Published: September 17 2007

Pre-trial hearings begin soon for many of the suspects arrested in Operation Achilles, the UK's most ambitious animal rights extremist investigation to date. The scale of the case should offer no excuse for complacency on the issue in Britain and around the world.

Democratic debate and protest around the testing of medicines is to be welcomed. It has helped limit the number of animals used, made the choice of species more suitable and improved conditions for the experiments that remain essential to improve human health.


Animal extremism, on the other hand, is purely criminal. Its proponents have used slander, physical assault, intimidation and destruction of property at researchers' homes, threats to individual shareholders and even the desecration of graves and disinterment.

That has created a shift in the public mood. Prosecutions and civil injunctions have also helped directly reduce the number of companies capitulating to blackmail in recent years and pulling out of animal testing work. But a troubling amount of such actions still take place and need to be stamped out.

There are a number of lessons for governments. A top priority is to ensure that British politicians maintain the momentum of recent years, with continued political commitment, funding and support for specialised police units to investigate and prosecute extremism.

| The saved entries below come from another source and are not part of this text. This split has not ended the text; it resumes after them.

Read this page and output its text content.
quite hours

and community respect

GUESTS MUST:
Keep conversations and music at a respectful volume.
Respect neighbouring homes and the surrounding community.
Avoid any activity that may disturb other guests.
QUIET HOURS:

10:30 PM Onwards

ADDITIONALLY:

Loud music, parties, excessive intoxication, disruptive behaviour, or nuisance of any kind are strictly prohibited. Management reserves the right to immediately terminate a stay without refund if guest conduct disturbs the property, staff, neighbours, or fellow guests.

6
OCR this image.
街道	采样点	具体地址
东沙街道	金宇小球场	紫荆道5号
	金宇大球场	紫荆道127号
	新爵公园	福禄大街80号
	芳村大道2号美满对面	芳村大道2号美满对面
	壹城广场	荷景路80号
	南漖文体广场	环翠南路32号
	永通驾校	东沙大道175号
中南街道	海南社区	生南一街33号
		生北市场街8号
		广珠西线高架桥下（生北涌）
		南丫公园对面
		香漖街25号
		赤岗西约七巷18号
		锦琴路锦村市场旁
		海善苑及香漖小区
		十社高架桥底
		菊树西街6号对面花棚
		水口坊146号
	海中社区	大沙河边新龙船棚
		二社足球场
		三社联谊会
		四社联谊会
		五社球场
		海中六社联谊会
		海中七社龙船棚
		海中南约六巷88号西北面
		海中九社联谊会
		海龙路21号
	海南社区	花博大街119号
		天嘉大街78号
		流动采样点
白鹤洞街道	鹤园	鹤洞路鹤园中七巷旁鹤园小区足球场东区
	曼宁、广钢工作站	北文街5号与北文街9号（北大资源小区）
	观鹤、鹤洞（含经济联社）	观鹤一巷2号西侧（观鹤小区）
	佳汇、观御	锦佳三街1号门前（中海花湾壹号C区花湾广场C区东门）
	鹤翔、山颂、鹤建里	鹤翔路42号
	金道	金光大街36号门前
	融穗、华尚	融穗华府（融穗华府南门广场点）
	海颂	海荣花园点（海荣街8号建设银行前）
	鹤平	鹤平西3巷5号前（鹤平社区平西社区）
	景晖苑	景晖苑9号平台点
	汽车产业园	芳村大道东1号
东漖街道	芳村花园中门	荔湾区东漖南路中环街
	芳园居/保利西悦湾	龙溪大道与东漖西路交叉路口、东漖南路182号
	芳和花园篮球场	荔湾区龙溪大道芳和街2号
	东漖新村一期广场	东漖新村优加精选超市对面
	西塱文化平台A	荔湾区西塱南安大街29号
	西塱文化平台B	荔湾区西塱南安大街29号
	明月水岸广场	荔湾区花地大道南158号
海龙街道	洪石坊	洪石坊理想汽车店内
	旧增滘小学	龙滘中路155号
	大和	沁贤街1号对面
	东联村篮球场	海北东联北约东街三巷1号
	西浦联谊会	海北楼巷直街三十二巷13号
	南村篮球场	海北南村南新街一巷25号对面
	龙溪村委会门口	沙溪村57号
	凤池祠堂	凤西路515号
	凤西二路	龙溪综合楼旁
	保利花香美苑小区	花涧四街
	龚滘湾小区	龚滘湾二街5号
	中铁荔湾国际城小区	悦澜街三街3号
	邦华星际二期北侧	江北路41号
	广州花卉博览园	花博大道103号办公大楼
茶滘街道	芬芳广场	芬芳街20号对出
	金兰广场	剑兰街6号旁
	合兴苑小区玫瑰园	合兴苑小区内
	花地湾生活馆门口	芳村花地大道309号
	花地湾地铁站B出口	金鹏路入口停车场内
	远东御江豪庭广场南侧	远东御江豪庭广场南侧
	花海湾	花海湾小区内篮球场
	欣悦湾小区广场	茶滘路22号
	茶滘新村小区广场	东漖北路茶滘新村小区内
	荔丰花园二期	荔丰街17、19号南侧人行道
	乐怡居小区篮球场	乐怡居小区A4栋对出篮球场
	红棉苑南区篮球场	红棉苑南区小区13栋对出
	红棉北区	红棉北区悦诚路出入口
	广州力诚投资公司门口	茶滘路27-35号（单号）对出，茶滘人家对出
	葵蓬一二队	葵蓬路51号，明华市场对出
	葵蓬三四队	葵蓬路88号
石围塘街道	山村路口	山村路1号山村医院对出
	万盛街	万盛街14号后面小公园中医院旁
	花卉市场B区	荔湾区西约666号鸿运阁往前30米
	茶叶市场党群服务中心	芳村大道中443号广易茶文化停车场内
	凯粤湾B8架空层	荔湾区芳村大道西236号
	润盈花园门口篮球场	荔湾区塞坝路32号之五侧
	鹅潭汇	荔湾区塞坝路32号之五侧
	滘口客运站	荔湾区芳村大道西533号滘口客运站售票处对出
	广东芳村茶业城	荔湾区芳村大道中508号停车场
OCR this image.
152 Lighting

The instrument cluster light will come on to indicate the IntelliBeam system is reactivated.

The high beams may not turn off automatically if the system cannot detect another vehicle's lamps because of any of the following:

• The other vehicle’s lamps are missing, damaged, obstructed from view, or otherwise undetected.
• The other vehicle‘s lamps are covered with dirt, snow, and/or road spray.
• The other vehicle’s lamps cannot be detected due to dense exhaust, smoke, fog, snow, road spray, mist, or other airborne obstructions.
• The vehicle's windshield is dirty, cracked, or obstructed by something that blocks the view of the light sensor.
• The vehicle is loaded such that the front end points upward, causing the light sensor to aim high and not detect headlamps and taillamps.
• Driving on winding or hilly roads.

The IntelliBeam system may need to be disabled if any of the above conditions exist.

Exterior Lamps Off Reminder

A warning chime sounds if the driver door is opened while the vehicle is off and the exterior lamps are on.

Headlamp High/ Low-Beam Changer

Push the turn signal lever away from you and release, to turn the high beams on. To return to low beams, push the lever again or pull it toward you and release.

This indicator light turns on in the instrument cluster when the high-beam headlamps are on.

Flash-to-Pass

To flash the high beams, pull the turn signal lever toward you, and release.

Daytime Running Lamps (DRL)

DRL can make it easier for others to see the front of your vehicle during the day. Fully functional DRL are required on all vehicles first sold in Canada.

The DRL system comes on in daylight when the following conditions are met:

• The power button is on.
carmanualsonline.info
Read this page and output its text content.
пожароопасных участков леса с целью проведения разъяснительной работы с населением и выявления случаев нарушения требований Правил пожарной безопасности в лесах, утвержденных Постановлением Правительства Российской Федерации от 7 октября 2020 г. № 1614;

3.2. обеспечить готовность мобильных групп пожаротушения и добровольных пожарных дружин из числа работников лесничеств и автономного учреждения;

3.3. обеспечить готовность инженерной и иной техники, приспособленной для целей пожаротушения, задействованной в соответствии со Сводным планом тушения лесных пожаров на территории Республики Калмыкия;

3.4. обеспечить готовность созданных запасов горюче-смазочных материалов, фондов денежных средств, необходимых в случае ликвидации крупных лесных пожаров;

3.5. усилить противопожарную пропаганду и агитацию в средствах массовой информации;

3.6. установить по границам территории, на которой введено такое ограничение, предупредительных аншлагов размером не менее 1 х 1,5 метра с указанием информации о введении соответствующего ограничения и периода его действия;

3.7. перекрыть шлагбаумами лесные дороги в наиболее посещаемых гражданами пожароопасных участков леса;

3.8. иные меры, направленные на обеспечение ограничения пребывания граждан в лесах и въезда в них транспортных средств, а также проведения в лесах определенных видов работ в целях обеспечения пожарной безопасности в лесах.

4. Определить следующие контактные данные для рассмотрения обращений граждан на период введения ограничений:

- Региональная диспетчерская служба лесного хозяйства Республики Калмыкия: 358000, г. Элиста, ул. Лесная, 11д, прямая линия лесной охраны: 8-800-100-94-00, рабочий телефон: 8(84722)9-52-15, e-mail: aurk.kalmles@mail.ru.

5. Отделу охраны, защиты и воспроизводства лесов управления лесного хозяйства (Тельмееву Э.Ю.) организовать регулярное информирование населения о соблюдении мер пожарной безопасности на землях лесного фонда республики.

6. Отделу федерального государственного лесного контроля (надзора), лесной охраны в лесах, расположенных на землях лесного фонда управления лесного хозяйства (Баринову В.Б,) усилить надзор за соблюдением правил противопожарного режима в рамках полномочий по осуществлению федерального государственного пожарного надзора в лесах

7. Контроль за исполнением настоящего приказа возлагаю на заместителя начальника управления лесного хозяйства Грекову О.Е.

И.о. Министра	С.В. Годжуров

There is also a need for strengthened international co-operation. The US has increased attention to the issue and prosecuted extremists under domestic terrorism laws. But it has proved slow to co-operate in cross-border investigations, for instance by sharing information on internet use by activists.

Elsewhere in Europe, extremism has until recently been limited and often the result of "day trips" by British-based activists rather than a "home-grown" phenomenon. But the problem is growing, and there is a case to consider fresh penalties across the EU explicitly to criminalise the harassment of third-party suppliers to animal testing organisations - like the legislation passed in the UK in 2005 and already used successfully several times.

There is also more that industry can do. Animal testing is an essential part of drug development, which benefits not only pharmaceutical companies but human health and economic growth.

Drug companies should be more courageous in openly declaring that they use the animal testing sub-contractors targeted by extremists, and stress their essential role in developing new life-saving medicines.

Recent changes to companies legislation that waive the obligation for companies to cite publicly the names of their auditors and bankers, in the same way that company directors under threat can claim exemption from publishing their home addresses, could be revisited.

But in any case it is time that the business community more broadly - including banks, insurers, auditors, stock exchanges and the full range of service providers - re-established links to animal testing organisations. A handful of criminal extremists cannot be allowed to bully entire sectors into submission.